When I plan my drilling pattern I like to put holes around the perimeter of whatever structure is present, whether that be a point, hump, downed tree or inside bend. I then stagger a few leading up on top if fishing a hump or point, or if fishing an inside bend lead a few up shallower in the crease and long the sides. If fishing the top of a flat, scatter holes along the edge of the first depth break and then a few smack on the flat. This will give you a good starting point and if nothing becomes, move deeper or shallower depending on the time of day or time of year. The key here, stay mobile.

When to Stay
Moving on a school of fish isn’t always the answer. There are definitely times when it pays to stay put and wait them out. I generally move a lot less the closer it gets to dark or first thing in the morning. If you have a good spot and are marking fish, hold on because the bite may be coming to you. If you are in a location any time of day or night where you are marking fish on a regular basis and catching a few, or many, stay put. The old adage goes, don’t leave fish to find fish.

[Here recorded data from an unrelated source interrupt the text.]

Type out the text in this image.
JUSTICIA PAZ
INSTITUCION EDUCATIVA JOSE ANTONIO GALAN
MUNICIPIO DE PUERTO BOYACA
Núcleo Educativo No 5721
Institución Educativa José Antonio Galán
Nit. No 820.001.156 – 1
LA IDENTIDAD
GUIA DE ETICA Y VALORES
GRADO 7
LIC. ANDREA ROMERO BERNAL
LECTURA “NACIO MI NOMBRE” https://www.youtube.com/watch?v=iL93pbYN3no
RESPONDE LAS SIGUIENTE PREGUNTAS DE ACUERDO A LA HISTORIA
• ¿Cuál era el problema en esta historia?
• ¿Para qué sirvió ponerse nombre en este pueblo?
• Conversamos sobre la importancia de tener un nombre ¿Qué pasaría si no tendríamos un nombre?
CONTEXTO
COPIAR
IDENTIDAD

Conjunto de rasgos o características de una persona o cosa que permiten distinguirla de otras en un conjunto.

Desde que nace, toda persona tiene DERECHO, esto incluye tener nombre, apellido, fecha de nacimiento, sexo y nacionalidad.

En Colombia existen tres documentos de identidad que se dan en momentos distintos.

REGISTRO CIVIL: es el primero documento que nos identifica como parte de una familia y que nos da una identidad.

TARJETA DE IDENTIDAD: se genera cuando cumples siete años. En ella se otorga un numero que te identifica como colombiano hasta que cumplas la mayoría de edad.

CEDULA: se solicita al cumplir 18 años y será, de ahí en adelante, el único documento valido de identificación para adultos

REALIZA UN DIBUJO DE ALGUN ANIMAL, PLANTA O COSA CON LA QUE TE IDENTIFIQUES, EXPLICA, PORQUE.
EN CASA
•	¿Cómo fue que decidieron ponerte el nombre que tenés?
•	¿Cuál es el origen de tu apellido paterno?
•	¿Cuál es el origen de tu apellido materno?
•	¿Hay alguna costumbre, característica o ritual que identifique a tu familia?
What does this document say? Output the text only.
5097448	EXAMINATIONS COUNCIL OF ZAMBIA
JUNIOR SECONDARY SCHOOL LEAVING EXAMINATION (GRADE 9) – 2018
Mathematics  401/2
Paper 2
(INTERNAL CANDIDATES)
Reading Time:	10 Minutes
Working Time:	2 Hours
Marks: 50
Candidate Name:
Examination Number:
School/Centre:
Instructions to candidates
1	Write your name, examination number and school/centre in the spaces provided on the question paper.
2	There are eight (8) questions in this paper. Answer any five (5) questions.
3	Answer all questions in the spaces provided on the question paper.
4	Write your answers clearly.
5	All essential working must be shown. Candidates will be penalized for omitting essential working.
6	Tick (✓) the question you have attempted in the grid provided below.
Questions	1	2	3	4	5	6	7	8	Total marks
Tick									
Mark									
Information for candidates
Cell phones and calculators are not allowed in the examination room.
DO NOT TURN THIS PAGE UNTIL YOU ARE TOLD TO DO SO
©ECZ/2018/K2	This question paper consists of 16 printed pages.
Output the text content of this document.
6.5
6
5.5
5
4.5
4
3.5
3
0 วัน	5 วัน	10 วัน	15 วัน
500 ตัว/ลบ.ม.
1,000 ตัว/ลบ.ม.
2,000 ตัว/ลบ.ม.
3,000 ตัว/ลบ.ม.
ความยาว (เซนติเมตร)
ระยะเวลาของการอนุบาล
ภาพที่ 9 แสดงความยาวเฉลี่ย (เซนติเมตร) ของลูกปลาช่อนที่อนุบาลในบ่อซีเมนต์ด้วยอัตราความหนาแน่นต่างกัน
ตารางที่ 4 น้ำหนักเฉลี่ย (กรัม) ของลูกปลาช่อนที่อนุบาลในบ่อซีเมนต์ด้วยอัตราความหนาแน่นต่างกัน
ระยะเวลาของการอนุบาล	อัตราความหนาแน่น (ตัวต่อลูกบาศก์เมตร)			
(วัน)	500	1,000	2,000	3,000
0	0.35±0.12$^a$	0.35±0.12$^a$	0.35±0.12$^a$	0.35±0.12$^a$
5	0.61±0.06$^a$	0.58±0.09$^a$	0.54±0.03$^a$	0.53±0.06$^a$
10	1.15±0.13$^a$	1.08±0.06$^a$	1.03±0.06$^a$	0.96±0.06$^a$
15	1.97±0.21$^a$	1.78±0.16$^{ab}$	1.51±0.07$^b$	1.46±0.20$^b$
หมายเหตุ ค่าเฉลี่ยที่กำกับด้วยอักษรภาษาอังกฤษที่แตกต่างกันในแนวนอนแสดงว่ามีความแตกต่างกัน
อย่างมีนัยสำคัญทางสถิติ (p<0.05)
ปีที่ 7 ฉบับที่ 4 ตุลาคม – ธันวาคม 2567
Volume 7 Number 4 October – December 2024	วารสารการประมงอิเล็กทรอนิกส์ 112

There are also times when you can anticipate fish moving into a certain area during key times of the day. This might be a shallower flat or hump adjacent to deeper water that walleye are coming up on to feed at dusk. This can also be a weedy edge of an inside bend that big bluegills and crappie seek out early in the morning to feed on bugs and minnows. Whatever the situation, mobility should be a forethought when fish are found that have no intention of roaming. Good luck on the ice this season, be safe and plan ahead!